## Our papers

This page lists our papers on sponge functions and related subjects, and briefly describes what they are about. For convenience, a bibtex file is also available here.

G. Bertoni, J. Daemen, M. Peeters and G. Van Assche, Cryptographic sponge functions, working draft v0.1, January 2011

This document gathers all the definitions, applications and properties of sponge functions in one document. It covers the sponge and duplex constructions, their applications, generic attacks, security proofs and design aspects.

G. Bertoni, J. Daemen, M. Peeters and G. Van Assche, Sponge functions, Ecrypt Hash Workshop, May 2007

This is the first article defining and analyzing sponge functions. It is fully contained in *Cryptographic sponge functions*, except that our original definition allowed for non-binary input/output blocks. We sent this article also as an official comment on NIST's initial SHA-3 requirements.

G. Bertoni, J. Daemen, M. Peeters and G. Van Assche, On the indifferentiability of the sponge construction, Eurocrypt, April 2008

This article proves that the differentiating advantage of a sponge function over a random oracle is upper bounded by *N*(*N*+1)/2^{c+1}, with *N* the number of calls to the underlying transformation or permutation and *c* the capacity. In other words, it shows that the sponge construction is free of generic attacks (at least in the single-stage model) under complexity of about 2^{c/2}.

G. Bertoni, J. Daemen, M. Peeters and G. Van Assche, Sufficient conditions for sound tree and sequential hashing modes, Cryptology ePrint Archive, Report 2009/210

A sponge function processes input in a sequential way. It can however be used as a component in a tree hashing mode. This article gives a set of four practical, simple-to-verify, conditions under which a sequential or parallel hashing mode is sound. For such a mode, it proves that the differentiating advantage over a random oracle is upper bounded by *q*^{2}/2^{n}, with *q* the number of queries to the underlying hash function and *n* the length of the chaining values. In other words, it shows that it is easy to design a tree or parallel hashing mode whose generic security is not worse than the (in)ability to generate internal collisions. This paper provides a unifying treatment of both tree and sequential hashing modes and, as a by-product, provides insight into classical fixed-input-length compression function based constructions by placing them in a wider context.

As for modes that call a sponge function, we show in this paper that a tree or parallel hashing mode takes advantage of its arbitrary output length for optimizing efficiency.

G. Bertoni, J. Daemen, M. Peeters and G. Van Assche, Sponge-based pseudo-random number generators, Cryptographic Hardware and Embedded Software, August 2010

This article proposes a mode for pseudo-random number generation on top of a sponge function. The mode is close to the duplex construction, with feed and fetch calls, so as to allow the generator to be easily and efficiently reseedable. The resulting pseudo-random number generator is interesting for constrained platforms in that the sponge construction does not need more memory than the state. Generic security against state recovery is taken one step further ("beyond the birthday bound") than what indifferentiability directly achieves. An alternate mode based on the duplex construction can be found in *Duplexing the sponge: single-pass authenticated encryption and other applications*.

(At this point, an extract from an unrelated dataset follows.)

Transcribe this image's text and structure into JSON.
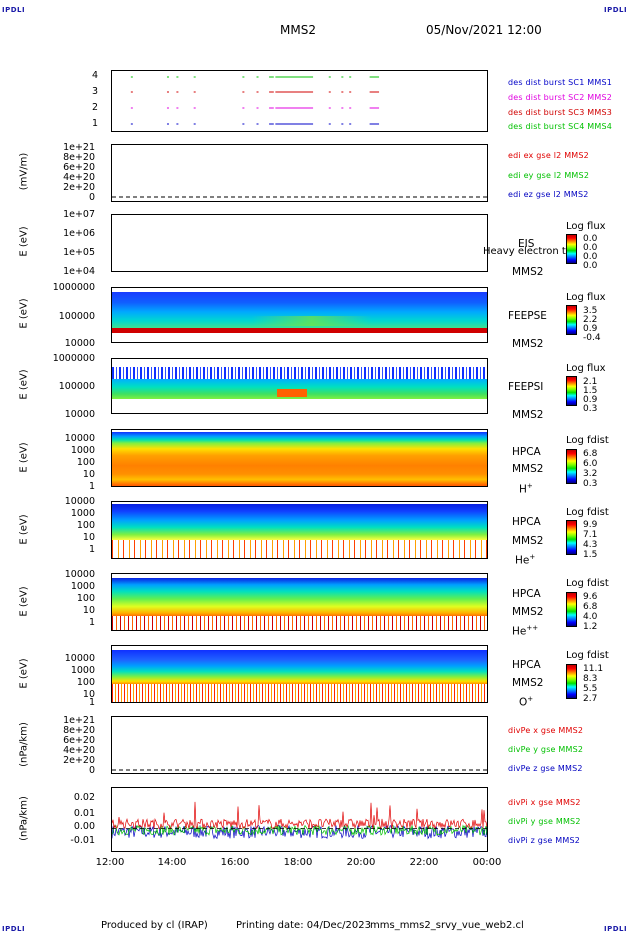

G. Bertoni, J. Daemen, M. Peeters and G. Van Assche, On the security of the keyed sponge construction, Symmetric Key Encryption Workshop, February 2011

In this paper, we prove the generic security of the sponge construction when the input is prefixed with a secret key, i.e., when used for authentication or (authenticated) encryption. For these use cases, the net result is that one can achieve the same security level with less capacity (hence more rate) than what indifferentiability suggests. This is particularly interesting for constrained devices, where a small permutation is used.

G. Bertoni, J. Daemen, M. Peeters and G. Van Assche, Duplexing the sponge: single-pass authenticated encryption and other applications, Selected Areas in Cryptography, August 2011

This is the first article defining the duplex construction. The duplex construction allows for both input and output blocks for each call to the underlying permutation. Security of this construction is easy to analyze: it is shown to reduce to that of the sponge construction, hence taking advantage of all known results on sponge. The main application is an authenticated encryption mode that costs one call to the underlying permutation per block.